New York, June 9, 2026, 18:01 EDT
- Visa and Mastercard’s revised swipe-fee settlement with U.S. merchants got preliminary approval from a Brooklyn federal judge.
- The deal is set to lower some credit-card processing fees and ease some card-acceptance rules, though it still needs sign-off.
- Retail groups and Walmart pushed back, arguing the agreement keeps too much of the current system in place.
Visa and Mastercard’s new $38 billion deal with merchants won preliminary approval from a U.S. judge Tuesday, moving forward a settlement in the long-running dispute over credit card fees. U.S. District Judge Brian Cogan in Brooklyn signed off on the deal, calling it “fair, reasonable, and adequate.” Reuters
A court ruling could impact swipe fees—interchange fees that are part of nearly all card payments and are often baked into retail prices. Visa and Mastercard credit-card swipe fees hit $118.8 billion in the U.S. in 2025, up from $111.2 billion in 2024, according to the Merchants Payments Coalition, which represents retailers and merchants.
The move stabilizes the companies after a federal judge tossed out a $30 billion settlement in June 2024, calling it too lenient. That ruling sent the card networks and merchants back to the table and brought the risk of a trial in the lawsuit first filed in 2005.
Visa and Mastercard agreed to cut credit-card swipe fees by 0.1 percentage point for five years under the new deal, and standard consumer-card rates won’t go above 1.25% for eight years. The settlement also gives merchants bigger leeway to add surcharges and choose if they want to take commercial cards, premium cards or regular consumer cards.
The settlement trims back the “Honor All Cards” rule, the disputed network rule that has required many merchants taking Visa or Mastercard to accept a wide range of cards. According to the settlement text, merchants would have the chance to turn down commercial, standard consumer, or premium consumer credit-card categories. But they would still need to accept all cards from banks within any selected category. Securities and Exchange Commission
Visa and Mastercard cards could get more direct comparison with other networks at checkout. Merchants can add up to a 3% surcharge on Visa or Mastercard credit cards at the brand or product level, according to the settlement notice, even if they don’t add the same fee to cards like American Express or Discover.
The National Retail Federation, Merchants Payments Coalition, National Association of Convenience Stores and Walmart still pushed back on the revised deal, saying merchants could end up having to take a hit on high fees from rewards cards or lose business by rejecting them. Cogan said some of their arguments made sense, but said it comes down to what merchants could win or lose at trial.
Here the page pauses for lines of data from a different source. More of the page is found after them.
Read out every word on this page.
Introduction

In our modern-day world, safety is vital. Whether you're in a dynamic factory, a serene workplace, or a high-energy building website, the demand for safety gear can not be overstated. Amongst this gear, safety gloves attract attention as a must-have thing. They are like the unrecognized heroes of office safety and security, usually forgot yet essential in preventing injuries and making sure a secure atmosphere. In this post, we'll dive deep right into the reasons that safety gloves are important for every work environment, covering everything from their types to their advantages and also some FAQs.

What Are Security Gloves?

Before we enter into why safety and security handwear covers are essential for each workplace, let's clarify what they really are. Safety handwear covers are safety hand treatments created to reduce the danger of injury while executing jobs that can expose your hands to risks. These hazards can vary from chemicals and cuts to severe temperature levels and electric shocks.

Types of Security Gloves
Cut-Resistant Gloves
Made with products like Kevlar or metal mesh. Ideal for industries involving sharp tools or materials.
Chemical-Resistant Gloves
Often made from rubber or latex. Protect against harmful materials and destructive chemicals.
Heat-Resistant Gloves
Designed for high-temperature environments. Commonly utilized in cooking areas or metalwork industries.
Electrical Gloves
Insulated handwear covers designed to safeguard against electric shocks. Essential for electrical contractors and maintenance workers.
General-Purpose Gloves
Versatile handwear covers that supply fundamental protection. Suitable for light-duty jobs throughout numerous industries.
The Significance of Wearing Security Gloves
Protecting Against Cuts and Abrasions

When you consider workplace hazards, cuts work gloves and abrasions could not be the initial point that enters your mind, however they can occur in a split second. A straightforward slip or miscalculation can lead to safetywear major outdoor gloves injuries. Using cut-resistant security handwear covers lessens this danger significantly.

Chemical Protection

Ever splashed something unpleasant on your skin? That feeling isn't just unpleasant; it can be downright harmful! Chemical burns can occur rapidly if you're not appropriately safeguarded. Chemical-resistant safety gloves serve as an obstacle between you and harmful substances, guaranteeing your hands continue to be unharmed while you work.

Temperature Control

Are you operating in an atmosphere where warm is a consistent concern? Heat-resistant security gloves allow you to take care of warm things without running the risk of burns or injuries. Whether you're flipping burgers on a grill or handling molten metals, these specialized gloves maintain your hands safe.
Mastercard said it was pleased and is aiming for “final closure.” Visa described the approval as an important step in moving past the long-running case, according to Payments Dive. Richard Hunt, executive chairman of the Electronic Payments Coalition, called the deal a “guaranteed win for Main Street,” even though the coalition represents card networks and big issuers. Payments Dive
Plaintiffs’ experts Joseph Stiglitz, a Nobel Prize winner, and Keith Leffler of the University of Washington told Reuters the changes could save merchants $38 billion by 2031, with $224 billion in total benefits, some going to consumers. Visa shares climbed 1.7% on Tuesday, and Mastercard was up 2%.
Quarterly reports on claim status, disputes and distributions are coming as the cash-settlement piece is still in process. The administrator of the $5.5 billion merchant settlement has paid $414 million so far to roughly 598,000 merchants, Payments Dive said. Plaintiffs now want approval for a new payout of at least $182 million.